Mafia, sequestrati beni per 2,5 mln a imprenditore trapanese (VIDEO)

La Direzione Investigativa Antimafia ed il Nucleo Pef della Guardia di Finanza di Trapani hanno dato esecuzione ad un decreto di sequestro beni anticipato emesso dalla Sezione Misure di Prevenzione del Tribunale nei confronti di un imprenditore operante nel settore degli appalti pubblici e della formazione professionale. Il Tribunale, a seguito delle risultanze d’indagine raccolte dagli investigatori e corroborate anche dall’importante contributo di alcuni collaboratori di giustizia  ha ritenuto sussistere un adeguato compendio indiziario che ha consentito di accertare, a carico del proposto, un giudizio di pericolosità sociale di tipo qualificato includendo lo stesso nella categoria degli indiziati di appartenere all’associazione di tipo mafioso.

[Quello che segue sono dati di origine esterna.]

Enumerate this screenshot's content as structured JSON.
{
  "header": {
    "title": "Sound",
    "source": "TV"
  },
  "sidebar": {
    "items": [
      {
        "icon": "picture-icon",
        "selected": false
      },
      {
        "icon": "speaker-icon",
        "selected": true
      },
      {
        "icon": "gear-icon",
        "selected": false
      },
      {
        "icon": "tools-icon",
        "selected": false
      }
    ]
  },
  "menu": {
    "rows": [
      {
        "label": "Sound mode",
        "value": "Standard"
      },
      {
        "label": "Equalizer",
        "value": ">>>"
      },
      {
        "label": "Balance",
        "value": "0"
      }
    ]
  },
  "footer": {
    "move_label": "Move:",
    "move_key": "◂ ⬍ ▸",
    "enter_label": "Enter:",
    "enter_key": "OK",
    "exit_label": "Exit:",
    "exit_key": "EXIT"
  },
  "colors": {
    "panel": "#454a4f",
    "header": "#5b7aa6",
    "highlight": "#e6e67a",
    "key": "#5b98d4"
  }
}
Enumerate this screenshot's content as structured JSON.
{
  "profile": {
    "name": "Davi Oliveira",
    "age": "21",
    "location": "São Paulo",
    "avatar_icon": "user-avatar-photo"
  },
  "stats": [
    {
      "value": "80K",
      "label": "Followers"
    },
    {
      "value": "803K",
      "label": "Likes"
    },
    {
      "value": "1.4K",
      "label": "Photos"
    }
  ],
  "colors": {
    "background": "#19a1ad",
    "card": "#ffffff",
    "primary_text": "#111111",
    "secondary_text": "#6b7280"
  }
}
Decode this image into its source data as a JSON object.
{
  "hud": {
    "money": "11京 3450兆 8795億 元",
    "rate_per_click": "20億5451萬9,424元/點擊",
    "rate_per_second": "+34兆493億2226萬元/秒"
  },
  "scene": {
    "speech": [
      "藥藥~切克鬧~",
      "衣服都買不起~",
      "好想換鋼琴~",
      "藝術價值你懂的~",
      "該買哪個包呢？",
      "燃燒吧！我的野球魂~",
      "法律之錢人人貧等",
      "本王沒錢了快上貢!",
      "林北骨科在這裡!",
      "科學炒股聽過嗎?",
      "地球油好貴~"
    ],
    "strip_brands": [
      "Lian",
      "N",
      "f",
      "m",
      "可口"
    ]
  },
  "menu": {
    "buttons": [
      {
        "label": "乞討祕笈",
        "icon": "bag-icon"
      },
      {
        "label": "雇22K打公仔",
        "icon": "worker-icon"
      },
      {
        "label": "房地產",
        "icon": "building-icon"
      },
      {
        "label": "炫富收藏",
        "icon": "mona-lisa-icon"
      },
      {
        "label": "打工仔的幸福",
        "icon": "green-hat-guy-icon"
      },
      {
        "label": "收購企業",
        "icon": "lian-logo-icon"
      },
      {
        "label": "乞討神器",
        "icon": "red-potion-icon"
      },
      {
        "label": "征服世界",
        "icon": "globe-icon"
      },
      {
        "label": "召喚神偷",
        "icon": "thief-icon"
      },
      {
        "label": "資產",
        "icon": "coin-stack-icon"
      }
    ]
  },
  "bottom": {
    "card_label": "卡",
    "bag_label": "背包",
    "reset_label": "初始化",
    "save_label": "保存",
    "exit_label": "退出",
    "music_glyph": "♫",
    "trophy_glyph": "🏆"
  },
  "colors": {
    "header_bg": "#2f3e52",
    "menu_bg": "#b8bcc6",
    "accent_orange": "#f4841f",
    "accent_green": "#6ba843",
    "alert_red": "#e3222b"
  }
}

Tra i beni sottoposti a sequestro, del valore complessivo stimato in circa 2,5 milioni di euro,risultano sei compendi aziendali operanti nel settore della formazione professionale, edile e del commercio, il 50% delle quote di una società immobiliare, quattro immobili e sei rapporti finanziari.

“L’ampio ed eterogeneo contesto indiziario – viene spiegto in una nota – ha consentito di riconoscere il medesimo quale dominus di un sodalizio criminoso idoneo al conseguimento di illeciti profitti derivanti da finanziamenti pubblici previsti in favore della formazione professionale e da pubbliche erogazioni ottenute grazie alla commissione di truffe e di illecite distrazioni patrimoniali poste in essere con la rete di società da lui gestite. In particolare, in sede investigativa erano state ricostruite alcune aggiudicazioni pubbliche a seguito delle quali doveva essere versata alla famiglia mafiosa di riferimento una percentuale fissa del 2% rispetto al prezzo corrisposto dall’ente pubblico. Per tali ipotesi di reato il proposto nel maggio del 2016 veniva tratto in arresto e successivamente rinviato a giudizio”.